Otherwise, the affinity is NUMERIC.

So the foo, bar and baz columns above, being unrecognized, would have received an affinity of numeric, and would try to convert whatever was inserted into them into a numeric format. You can read more about the in’s and outs of type affinities in the docs, but the main thing to grasp up front is that syntax-wise you can usually write whatever you are comfortable with and it will probably work, just keep in mind that affinities are being set and you will know where to look when you see something strange happening. For the most part this system of affinities does a good job of not violating your expectations regardless of what database you are used to using.

The other thing to get is that SQLite determines the datatype from the values themselves.
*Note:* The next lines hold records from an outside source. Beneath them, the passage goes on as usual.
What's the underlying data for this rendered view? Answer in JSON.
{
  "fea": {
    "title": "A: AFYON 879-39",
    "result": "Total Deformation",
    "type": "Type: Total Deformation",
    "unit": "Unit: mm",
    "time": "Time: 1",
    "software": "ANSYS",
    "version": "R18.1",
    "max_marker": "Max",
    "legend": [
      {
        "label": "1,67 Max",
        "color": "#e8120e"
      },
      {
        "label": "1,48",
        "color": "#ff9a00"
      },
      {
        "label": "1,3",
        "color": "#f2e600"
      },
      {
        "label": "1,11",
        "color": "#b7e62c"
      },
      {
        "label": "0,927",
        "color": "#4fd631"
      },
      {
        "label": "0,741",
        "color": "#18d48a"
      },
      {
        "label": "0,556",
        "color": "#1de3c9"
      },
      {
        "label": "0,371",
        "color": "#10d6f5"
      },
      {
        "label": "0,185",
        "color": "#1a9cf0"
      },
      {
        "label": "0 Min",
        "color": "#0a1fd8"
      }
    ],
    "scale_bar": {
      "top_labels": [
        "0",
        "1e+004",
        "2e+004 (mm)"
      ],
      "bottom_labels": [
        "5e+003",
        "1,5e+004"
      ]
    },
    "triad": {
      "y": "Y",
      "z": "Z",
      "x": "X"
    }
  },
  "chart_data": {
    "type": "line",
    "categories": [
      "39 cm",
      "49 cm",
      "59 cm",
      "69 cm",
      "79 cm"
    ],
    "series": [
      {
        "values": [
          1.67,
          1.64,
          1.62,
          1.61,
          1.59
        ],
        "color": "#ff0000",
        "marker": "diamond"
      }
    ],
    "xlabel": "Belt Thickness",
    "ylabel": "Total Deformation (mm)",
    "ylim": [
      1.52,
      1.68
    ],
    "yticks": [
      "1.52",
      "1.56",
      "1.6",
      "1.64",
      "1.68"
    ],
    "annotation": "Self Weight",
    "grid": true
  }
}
Anything in quotes is assumed to be a string, unquoted digits are integers, or if they have a decimal, a “real” while a blob is a string of hex digits prefixed with an x: x’00ff’.

So the safest/easiest thing might just be to leave the column definitions out altogether so they will all have an affinity of none and let the values speak for themselves.

The rest of my learning about SQLite is really a grab bag of little goodies:

Getting meta info about tables, indexes or the database itself is done with a pragma statement.
For example, if I want information about the table data:

sqlite> pragma table_info(people);
0|id|integer|0||1
1|name|foo(30)|0||0
2|age|bar(100000000)|0||0
3|awesomeness|baz|0||0

You can get that same list of info within Ruby like so (after running “gem install sqlite3”):

require 'sqlite3'
@db = SQLite3::Database.new("cats.db")
table_name = "cats"
@db.table_info(table_name)

A complete list of pragma statements can be found in the docs.

To open or create a database simply run sqlite3 with the name of the file:

mike@sleepycat:~☺ sqlite3 cats.db

And finally if you have a file with sql statements you would like to run on a database:

mike@sleepycat:~☺ sqlite3 cats.db < insert_all_the_cats.sql

Its been good to get to know SQLite3 a little better. Before this I had only really come in contact with it through my Rails development work and knew it only as the in-memory test database or the one I would use when I couldn’t be bothered to set up a “real” database. The more I look at it the more its seems like a really powerful and useful tool.